Phase 10 — scale & hardening

Goal: not raw speed — RUSM's throughput and latency are already at the isolation-model ceiling (~440k component spawns/s, ~21M msgs/s). Phase 10 is about surviving scale, overload, and attack: lift the fixed instance cap, protect against overload, secure the cluster properly, and stop crash loops. No new user-facing features — production hardening of what's already there.

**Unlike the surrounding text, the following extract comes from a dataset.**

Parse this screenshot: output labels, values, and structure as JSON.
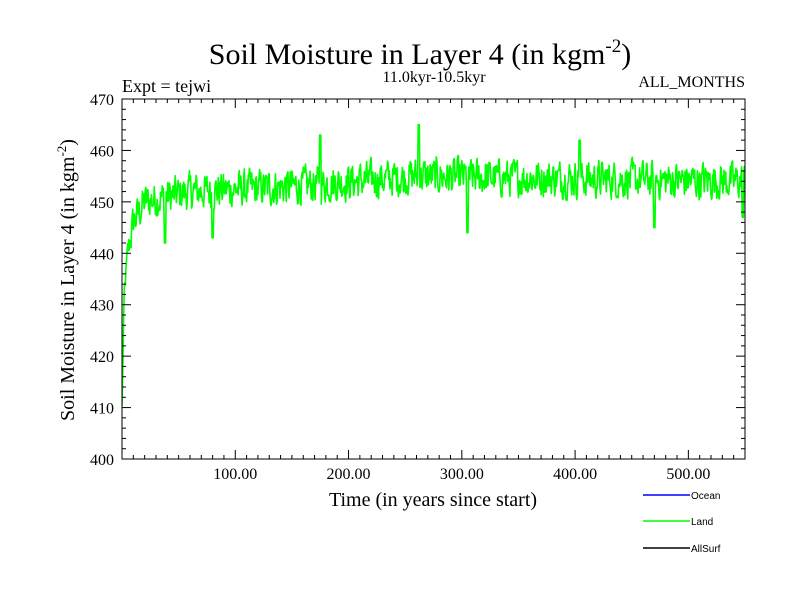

What we built (TDD throughout)

1. On-demand instance tier (rusm-wasm). WasmRuntime::with_overflow adds a second, on-demand engine behind the pooling allocator. A spawn reserves a pooled slot via an atomic counter — exactly cap claims can be outstanding, so a claimed pooled spawn never blocks on exhaustion — and once the pool is full it instantiates on the on-demand engine instead. The live Wasm-process count is then bounded by available memory, not a compile-time pool size. The overflow InstancePre is prepared without recompiling (serialize the compiled component, deserialize into the overflow engine), and the epoch ticker drives both engines so overflow guests are preempted too. Found along the way: without overflow, spawns past a full pool block indefinitely — exactly what this fixes.
2. Opt-in bounded mailboxes (rusm-otp). Runtime::with_mailbox_capacity(n) sheds user messages once a mailbox holds n, so a fast producer can't grow a slow consumer's memory without bound. System signals are never shed — exits and monitor-downs ride the same single mailbox but bypass the capacity check, so back-pressure never breaks links, monitors, or supervision. The default (unbounded) path is untouched — one predicted branch, no new atomics.
3. Cluster security hardening (rusm-cluster). ClusterCa::generate() + ca.issue(node) give each node its own keypair and a CA-signed certificate; every link is mutually authenticated (server requires a client cert, both verify against the trust anchor). A node from a foreign CA is rejected at the handshake. This replaces Phase 9's single pre-shared cluster cert, so a compromised node can be excluded by rotating the CA without re-keying the rest. Cost is handshake-only; steady-state throughput is unchanged.
4. Supervisor restart-intensity (both guests). Erlang's {max_restarts, max_seconds}: rusm-rs's Supervisor::within(Duration) and rusm-ts's supervise({ maxRestarts, maxSeconds }) give up only if more than max_restarts happen within a sliding window — instead of the old lifetime counter, which wrongly penalised long uptime and gave no crash-loop escalation. A burst trips it (the supervisor exits, letting failure escalate); occasional crashes spread over time never accumulate.

No regression

The hot paths were held to their numbers, measured before/after:

• component-storm ~430–440k spawns/s (a first draft of the overflow tier double-cloned the InstancePre and dropped it to ~415k; fixed by moving the chosen pre instead of cloning it);
• ping-pong ~21M msgs/s, spawn-storm ~2.48M spawns/s (bounded mailboxes add nothing to the default unbounded path);
• cross-node throughput unchanged (mutual TLS costs only at the handshake).

Verification

cargo test green across the workspace. New tests: overflow spawns past a pool of 2 (five long-lived instances all come alive); a bounded mailbox sheds user messages past capacity while a full mailbox still delivers a system Down; same-CA nodes form a cluster and a foreign-CA node is rejected; and a rapid kill-burst makes both the Rust and TS supervisors give up past their restart intensity. cargo fmt + clippy clean.

Next

Phase 11: the standard-WASI surface — wasi:http hosting (serve HTTP/WS/SSE from a component), the wasi:cli/run entrypoint, and a native p3-typed stream<u8> for the actor world.